Almost all areas of thought are pretty much played out and the only way to grow a field is to bring in new ideas from outside the discipline. For example, the field of addiction expanded greatly when the ideas of evolutionary psychology were incorporated. Humanism is an evolving tradition. That’s why the Humanist Manifesto has been updated twice since 1933 (once in 1973 and again in 2003). I hope we have versions IV, V, and VI in the future. We always need new ideas.

A book like How to Live a Good Life allows us to listen to alternative voices outside our own tradition that may speak to our own worldview and help us grow. Many of these ideas have already been integrated with humanism, such as the Stoic concept of self-determination, the existentialist search for authenticity, Christian forgiveness, the Buddhist acceptance of suffering, and Confucianism’s focus on high character. While these concepts are now part of who we humanists are, hearing the original, more dedicated voices is helpful.

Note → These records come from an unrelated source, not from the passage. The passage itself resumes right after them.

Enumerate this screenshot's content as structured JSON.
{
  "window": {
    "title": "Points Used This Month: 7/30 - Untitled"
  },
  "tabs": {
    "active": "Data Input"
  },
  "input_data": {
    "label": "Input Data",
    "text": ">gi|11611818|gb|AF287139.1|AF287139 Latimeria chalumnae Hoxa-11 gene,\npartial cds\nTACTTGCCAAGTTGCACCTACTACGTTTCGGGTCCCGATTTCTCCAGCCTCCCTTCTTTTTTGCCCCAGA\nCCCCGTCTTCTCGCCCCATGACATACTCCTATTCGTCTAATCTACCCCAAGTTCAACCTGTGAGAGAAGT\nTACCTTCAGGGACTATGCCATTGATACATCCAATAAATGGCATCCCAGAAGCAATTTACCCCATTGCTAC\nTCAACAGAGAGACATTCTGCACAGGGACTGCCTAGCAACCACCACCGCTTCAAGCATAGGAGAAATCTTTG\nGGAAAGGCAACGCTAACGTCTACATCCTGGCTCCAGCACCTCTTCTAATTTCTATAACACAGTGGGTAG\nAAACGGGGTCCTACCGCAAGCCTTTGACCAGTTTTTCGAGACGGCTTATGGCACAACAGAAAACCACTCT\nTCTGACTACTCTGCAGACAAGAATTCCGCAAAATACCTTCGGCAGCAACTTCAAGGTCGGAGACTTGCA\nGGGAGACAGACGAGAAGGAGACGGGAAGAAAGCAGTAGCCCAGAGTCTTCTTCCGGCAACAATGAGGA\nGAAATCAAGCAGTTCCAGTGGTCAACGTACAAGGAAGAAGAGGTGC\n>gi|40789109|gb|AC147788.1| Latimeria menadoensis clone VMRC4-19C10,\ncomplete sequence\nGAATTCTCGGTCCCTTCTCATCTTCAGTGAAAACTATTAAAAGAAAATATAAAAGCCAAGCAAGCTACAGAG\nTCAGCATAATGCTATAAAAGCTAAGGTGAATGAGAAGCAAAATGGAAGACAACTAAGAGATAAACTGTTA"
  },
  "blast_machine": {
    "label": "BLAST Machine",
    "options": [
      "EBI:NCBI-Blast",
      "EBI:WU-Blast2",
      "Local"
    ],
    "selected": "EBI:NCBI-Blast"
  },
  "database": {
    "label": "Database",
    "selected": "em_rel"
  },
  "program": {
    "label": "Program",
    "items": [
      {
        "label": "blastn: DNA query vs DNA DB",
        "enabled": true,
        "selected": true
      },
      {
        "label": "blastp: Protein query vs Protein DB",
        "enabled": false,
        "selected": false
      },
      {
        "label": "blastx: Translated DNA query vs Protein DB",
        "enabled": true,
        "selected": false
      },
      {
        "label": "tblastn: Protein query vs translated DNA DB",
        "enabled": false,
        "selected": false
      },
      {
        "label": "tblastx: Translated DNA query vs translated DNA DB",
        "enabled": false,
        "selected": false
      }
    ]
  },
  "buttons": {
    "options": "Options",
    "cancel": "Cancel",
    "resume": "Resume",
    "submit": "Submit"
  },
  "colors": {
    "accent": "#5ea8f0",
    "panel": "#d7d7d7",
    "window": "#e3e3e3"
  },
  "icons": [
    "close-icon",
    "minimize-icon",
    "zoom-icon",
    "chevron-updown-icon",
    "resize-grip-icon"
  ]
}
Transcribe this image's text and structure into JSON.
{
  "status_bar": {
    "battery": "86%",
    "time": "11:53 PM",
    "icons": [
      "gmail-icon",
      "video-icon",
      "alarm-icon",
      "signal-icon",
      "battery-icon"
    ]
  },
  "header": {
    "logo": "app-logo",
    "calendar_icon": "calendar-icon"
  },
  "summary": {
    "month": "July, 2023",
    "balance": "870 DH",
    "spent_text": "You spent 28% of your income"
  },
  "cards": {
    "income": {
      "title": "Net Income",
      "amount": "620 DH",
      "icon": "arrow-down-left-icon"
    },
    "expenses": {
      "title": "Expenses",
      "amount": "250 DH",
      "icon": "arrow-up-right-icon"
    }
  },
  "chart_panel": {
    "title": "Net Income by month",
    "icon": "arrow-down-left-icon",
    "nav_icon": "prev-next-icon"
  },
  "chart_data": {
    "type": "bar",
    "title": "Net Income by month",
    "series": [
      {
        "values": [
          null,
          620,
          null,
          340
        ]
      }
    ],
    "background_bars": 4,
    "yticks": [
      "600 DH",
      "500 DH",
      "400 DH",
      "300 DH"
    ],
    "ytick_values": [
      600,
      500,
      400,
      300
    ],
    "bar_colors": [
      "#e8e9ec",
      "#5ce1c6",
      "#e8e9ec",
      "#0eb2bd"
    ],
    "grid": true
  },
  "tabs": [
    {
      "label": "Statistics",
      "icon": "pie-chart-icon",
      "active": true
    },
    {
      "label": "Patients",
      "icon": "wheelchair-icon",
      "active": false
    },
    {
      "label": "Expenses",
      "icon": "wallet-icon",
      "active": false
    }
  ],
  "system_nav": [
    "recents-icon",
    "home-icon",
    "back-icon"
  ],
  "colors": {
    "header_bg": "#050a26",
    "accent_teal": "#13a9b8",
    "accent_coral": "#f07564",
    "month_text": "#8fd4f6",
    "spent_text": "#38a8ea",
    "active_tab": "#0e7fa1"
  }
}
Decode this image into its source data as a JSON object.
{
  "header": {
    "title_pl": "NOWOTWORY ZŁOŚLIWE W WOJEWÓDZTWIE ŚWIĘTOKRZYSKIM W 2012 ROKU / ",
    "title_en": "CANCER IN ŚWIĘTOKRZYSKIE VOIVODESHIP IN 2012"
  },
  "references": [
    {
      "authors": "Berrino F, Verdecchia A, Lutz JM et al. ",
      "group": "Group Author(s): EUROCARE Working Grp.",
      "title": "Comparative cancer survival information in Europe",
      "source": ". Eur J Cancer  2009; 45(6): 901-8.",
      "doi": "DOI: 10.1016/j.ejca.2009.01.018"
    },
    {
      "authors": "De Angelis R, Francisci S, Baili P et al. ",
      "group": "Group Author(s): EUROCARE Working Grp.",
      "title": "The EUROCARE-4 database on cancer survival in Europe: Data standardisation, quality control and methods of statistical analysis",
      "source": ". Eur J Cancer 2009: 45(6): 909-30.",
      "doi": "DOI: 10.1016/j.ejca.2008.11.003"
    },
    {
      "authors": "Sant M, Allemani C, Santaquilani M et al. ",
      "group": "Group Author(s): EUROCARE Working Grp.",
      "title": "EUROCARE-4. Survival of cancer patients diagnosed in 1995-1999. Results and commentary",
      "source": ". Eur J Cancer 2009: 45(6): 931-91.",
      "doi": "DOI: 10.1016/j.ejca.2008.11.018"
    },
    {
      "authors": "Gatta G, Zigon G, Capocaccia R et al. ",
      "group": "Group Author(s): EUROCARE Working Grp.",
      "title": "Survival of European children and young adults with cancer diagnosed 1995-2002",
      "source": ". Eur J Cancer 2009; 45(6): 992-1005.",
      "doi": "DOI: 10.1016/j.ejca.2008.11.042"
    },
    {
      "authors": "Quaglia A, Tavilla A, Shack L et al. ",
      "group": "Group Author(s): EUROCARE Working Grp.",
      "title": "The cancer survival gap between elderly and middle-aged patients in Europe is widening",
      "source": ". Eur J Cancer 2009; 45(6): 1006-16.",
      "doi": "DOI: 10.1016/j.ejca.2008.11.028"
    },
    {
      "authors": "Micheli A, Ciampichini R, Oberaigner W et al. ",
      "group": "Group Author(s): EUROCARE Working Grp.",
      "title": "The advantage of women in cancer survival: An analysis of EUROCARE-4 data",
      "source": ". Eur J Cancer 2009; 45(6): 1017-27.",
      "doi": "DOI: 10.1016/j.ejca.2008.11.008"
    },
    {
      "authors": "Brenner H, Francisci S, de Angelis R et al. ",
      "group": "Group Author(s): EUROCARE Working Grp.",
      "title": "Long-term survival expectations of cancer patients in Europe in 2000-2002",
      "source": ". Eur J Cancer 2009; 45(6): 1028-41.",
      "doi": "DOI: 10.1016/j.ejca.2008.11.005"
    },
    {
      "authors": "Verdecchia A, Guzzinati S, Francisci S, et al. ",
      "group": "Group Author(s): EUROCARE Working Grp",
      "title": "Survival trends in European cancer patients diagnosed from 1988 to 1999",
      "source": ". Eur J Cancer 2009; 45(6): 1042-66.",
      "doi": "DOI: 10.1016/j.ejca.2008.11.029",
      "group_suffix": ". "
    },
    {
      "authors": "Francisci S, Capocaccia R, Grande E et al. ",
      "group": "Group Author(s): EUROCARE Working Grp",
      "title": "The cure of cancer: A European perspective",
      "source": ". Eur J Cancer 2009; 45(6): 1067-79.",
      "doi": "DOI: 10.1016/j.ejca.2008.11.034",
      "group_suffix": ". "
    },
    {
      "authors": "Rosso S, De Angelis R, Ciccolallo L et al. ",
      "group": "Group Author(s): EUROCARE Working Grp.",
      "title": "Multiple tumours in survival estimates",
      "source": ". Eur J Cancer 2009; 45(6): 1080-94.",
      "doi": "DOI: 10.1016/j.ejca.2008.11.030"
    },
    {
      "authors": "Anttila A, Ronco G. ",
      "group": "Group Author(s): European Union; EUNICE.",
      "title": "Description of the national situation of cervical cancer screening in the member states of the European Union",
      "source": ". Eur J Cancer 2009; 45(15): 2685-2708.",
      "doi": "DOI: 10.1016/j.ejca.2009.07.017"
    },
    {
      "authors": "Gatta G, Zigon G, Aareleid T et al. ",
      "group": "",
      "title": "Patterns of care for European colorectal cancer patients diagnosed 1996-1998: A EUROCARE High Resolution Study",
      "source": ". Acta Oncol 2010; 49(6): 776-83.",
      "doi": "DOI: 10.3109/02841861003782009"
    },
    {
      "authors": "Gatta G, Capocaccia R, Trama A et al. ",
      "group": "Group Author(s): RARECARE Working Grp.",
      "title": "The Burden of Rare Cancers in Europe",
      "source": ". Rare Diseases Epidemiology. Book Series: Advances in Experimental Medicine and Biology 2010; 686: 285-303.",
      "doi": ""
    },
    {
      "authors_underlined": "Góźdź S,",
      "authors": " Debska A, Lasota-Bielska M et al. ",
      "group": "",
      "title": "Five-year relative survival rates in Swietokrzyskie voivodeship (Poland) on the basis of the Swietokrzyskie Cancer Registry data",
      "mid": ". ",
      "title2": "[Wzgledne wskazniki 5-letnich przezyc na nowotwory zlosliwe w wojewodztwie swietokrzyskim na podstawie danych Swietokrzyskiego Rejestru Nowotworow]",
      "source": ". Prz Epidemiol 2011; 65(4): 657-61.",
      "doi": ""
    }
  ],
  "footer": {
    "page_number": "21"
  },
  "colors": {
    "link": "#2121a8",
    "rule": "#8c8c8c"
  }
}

There is a danger in our modern syncretistic age of becoming superficial dilettantes, nervously moving back and forth between numerous ideas and never integrating them into a cohesive, coherent understanding of what’s true and how we should live our lives. The Germans call that kind of unifying understanding a Weltanschauung.

All religions and philosophies hope to present a coherent worldview, and those who embrace specific traditions will attest to their coherence. Of course, humanists would disagree that the basis for many religions is true and coherent. We hope our evolving worldview, our integrated life stance is coherent, and when it isn’t, that we adapt and revise our point of view.

I recommend this collection, especially the chapters on Buddhism and Stoicism. Along the path to understand others, it provides a mirror for us to explore our own beliefs, our own values, and what works just as the authors intended. It offers us a chance to ask what we’re doing to secure the good life for ourselves, others, and the planet at large.